POLITIQUE SANTÉ

Roselyne Bachelot invitée du Grand Jury RTL

Créé le 22/02/2009 à 18h25 - Mis à jour le 28/10/2009 à 13h29

Roselyne Bachelot, le 22 février 2009

Roselyne Bachelot, le 22 février 2009 / La rédaction de RTL

La ministre de la Santé et des Sports, Roselyne Bachelot était l'invitée du Grand Jury RTL-LCI-Le Figaro ce dimanche à 18h30. Elle a répondu aux questions d'Alba Ventura (RTL), Etienne Mougeotte (Le Figaro), Eric Revel (LCI).

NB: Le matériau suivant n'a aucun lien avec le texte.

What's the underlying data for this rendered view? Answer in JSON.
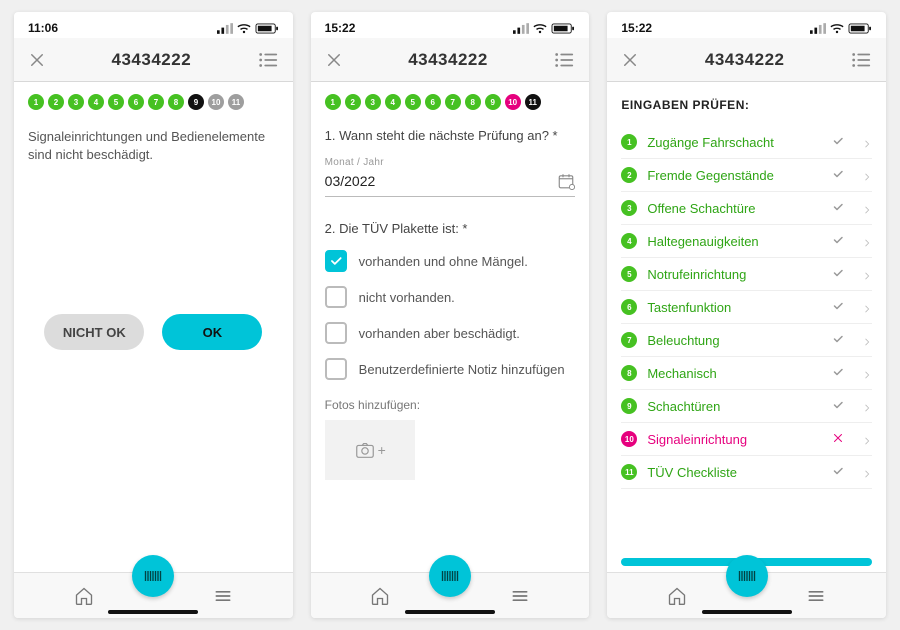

La ministre de la Santé Roselyne Bachelot a déclaré que "l'hôpital n'est pas une entreprise" et a affirmé que sa réforme donnait "un véritable pouvoir aux médecins" dans les établissements.

"L'hôpital n'est pas une entreprise, c'est un service public de santé, c'est  la vision que je veux défendre", a souligné la ministre de la Santé, qui défend depuis le 10 février son texte "Hôpital, patients, santé, territoire" devant l'Assemblée nationale, qui reprendra ses débats le 2 mars.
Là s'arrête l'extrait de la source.